Governments must increase their deficits so that the private sector can save more.

A lot of countries just export the responsibility to take on debt to other countries. Germany refuses to take on debt and expects the rest of the Eurozone and the US to go into debt so it can pretend to be financially responsible.

As long as the private sector has a preference to increase its net savings, interest rates will be at 0%. If it suddenly decides to spend all that money (to call this a good thing is an understatement) the resulting inflation would make the raise in interest rates irrelevant.

There seems to be a built in assumption here that people / companies / countries are wrong for not spending money. I haven't seen sufficient historical evidence this is absolutely necessary for a healthy economy.

Also, I'm not sure how Germany is forcing anything on anyone here. Care to explain?

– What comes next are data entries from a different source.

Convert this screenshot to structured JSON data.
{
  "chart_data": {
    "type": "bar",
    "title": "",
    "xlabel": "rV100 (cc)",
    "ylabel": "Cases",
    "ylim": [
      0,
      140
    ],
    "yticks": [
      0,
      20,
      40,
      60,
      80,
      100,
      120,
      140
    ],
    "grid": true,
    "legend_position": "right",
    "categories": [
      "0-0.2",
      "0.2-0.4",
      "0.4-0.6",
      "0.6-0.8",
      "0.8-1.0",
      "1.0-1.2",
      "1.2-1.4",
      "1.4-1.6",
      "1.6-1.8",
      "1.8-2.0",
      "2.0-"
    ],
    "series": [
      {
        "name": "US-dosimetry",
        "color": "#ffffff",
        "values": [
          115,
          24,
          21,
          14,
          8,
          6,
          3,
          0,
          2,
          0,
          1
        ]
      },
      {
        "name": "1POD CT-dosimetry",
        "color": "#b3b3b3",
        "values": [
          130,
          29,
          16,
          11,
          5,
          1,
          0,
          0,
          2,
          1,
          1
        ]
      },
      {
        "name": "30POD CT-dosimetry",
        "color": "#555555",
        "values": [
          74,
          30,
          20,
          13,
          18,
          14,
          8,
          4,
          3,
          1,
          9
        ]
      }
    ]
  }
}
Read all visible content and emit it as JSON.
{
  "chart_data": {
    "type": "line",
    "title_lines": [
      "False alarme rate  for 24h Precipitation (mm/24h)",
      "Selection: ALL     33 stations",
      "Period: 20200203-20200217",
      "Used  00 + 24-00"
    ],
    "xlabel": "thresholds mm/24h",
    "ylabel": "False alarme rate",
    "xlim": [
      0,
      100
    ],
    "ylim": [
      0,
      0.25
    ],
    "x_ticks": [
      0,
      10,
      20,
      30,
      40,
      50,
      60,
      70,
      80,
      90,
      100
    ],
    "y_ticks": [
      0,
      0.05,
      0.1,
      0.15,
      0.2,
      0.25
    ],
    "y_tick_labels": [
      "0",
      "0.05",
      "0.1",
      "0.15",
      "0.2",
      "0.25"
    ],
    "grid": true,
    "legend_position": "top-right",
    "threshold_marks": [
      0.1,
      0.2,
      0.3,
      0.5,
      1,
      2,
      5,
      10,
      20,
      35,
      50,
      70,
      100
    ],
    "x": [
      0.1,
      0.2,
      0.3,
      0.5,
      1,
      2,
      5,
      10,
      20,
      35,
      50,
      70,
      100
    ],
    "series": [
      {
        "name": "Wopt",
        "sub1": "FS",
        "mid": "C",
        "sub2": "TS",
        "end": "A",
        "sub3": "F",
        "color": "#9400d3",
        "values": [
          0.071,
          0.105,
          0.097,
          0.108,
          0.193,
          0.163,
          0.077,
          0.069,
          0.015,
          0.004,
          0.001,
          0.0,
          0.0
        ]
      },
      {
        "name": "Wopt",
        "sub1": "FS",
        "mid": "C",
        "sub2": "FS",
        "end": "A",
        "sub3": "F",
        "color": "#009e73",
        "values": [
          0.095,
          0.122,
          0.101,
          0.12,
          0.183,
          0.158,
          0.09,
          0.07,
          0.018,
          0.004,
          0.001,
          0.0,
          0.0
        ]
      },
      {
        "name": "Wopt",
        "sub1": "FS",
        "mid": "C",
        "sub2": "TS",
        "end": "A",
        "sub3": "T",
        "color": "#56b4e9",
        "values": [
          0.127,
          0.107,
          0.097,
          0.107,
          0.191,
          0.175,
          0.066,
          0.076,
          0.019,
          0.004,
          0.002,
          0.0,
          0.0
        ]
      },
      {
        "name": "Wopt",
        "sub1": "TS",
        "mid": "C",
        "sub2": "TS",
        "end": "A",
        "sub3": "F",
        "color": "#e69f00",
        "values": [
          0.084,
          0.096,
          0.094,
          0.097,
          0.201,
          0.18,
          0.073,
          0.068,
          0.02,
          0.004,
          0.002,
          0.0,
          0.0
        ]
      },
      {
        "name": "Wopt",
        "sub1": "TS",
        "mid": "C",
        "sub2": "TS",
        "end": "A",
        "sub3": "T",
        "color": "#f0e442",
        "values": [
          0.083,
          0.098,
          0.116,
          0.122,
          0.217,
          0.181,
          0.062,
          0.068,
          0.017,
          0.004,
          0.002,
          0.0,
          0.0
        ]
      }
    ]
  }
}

Traditionally, houses (mortgages) are usually considered as a hedge against inflation.
Sorta. They're a hedge against low real returns in the stock market, which is slightly different than inflation by itself.
My macro economic understanding is that real estate is a debt that hedge against inflation. Since inflation will cause raising cost, your mortgage is locked in while cost of everything is going up. Inflation punishes savings but help debtors.
Yes, but if inflation also pushes up asset prices, you might have been better off investing in the stock market.
They don't protect against a war though. The importance of this is a bit difficult to understand because political inaction can cause a situation where there are no good solutions left but the population is angry and wants to take that anger out on someone. Prominent example: The nazis came up with an anti semitic conspiracy.
I mean, nothing protects you from act of war or act of god. But that’s not what we are talking about here right? Risk of inflation in peacetime is something BlackRock has to considered. I’m not saying they are right or wrong, just that real estate is a hedge play as far as I can tell.
“The role of BlackRock alumni in the Biden administration is the latest chapter in a decadelong rise in both Washington and on Wall Street. BlackRock is the largest asset manager in the world with $7.8 trillion under management as of September. As it has grown, it has both boosted its operations in Washington and hired government officials.”